Like any driver on the road, i have some small, insignificant weaknesses behind the wheel. vulnerabilities, shall we say. They’ve changed over the years. When i first learned to drive, i had a bad habit of running into the back of cars while they were idling at a stop light. Let’s just say that between 1992-1994, my car insurance was higher than my dad, brother, and sister…..combined. i had a small attention problem. it’s being treated now…i’m much better.
Now that i’ve gotten older, its become more of a problem with gageing distances between my wheels in relation to the curbs. When my husband went to replace our tires last year, the young gentleman working at the Costco tire center checked out the tread and said, “dang, who drive dis car?” My husband, said “My wife,” as if it were a complete sentence. The service tech then asked, “ummmm….is she blind?”
Having trouble with spatial challenges can creep up almost anywhere on the road. For instance, i tend to break out in cold sweats when i’m waved into the holding bay area for an oil change. You have to get your front and back left wheel in between these two small tire railings. It’s like threading a needle with your mini van.
But today, i had the pleasure of discovering a new driving inadequacy as we were heading onto the Isle of Palms in south carolina. I was driving the last leg of our trip because my husband who drives like miss daisy had gotten tired and needed a break. I was doing fine…great even until, i saw the demonic roller coaster arch in the distance. It was actually my oldest who alerted me by saying, “uh oh. That bridge is SO high.” and then proceeded to bury her face and not look.
That was a great idea. I thought about trying it too, afterall there were no stop lights on the bridge, so that increased my chances of not running into someone by a factor of 2o. i took a deep breath as we coasted up higher and higher. i’m not really sure what i was afraid of honestly. But it had lots to do with falling off the side, into the water below. I was terrified to the point that i was going to stop the van. i mean, not pull over to the side of the bridge and stop…i’m not crazy. But then, i heard my youngest ask her father…”daddy, is that where Puddleglum lives?” I looked at her in the rear view mirror and her face was pressed up against the window as she peered out into the marshes.
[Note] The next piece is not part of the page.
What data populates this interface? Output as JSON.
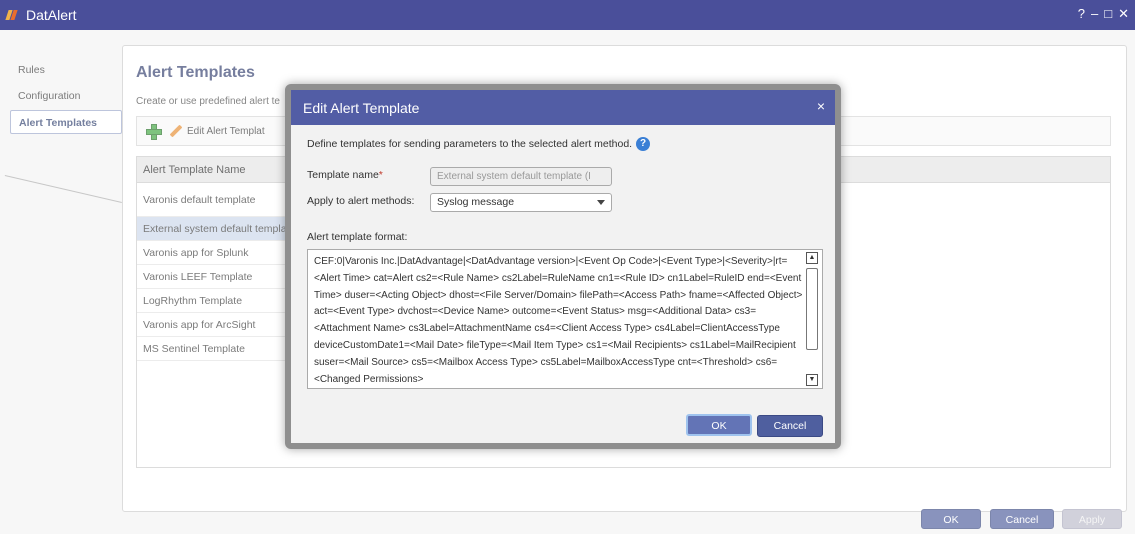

Puddleglum is one of my husband’s favorite characters in the Chronicles of Narnia. He is a Marsh Wiggle(hence, lives in the marshes) and is refered to as a ‘wet blanket’ because of his winning disposition. Soon a discussion began in the van. A discussion so real about a world and characters that are make believe.
i settled into joining the imaginary world we were discussing. except in my personal corner, I imagined that i was not driving high up in the air. I pretended that i was not afraid the bridge would collapse. i imagined that if we fell to the water, i would know if the window was supposed to be rolled up or down ensuring our escape. of course, i guess that i needed to also pretend that my window was fully functioning. it has chronic PMS and is very moody and selective about when it wants to work.
and before i knew it, we were back on level ground. back into a reality which consisted of me not driving on a concrete rainbow, and i was happily back to clipping curbs. oh, and almost running into a mailbox. did i mention the mailboxes?
Puddleglum, the marsh wiggle
Carrie:
My first viewing of your blog was tonight. Wow. Really great stuff… thoughtful, delightfully humorous (I especially loved the haircut story and the contrast of what they see and what you see in the lineup of waiting webkinz!), and very engaging. I am so glad you are taking time to do this, and (not that this was your intention, but…) you are inspiring me (fledging wannabe writer myself–see nascent but largely unvisited website to which I have failed to post for quite some time) to renew the effort and carve out some time to write just for the sake of doing it, honing the craft, and seeing what comes of it.
Anyway, I have more thoughts but it is late, and I just wanted to encourage you in the effort.
Grace & peace,
Chris
P.S.: Oh, and say hello to my man “Miss Daisy” for me. 🙂 Praying for y’all while you are away w/ the fam.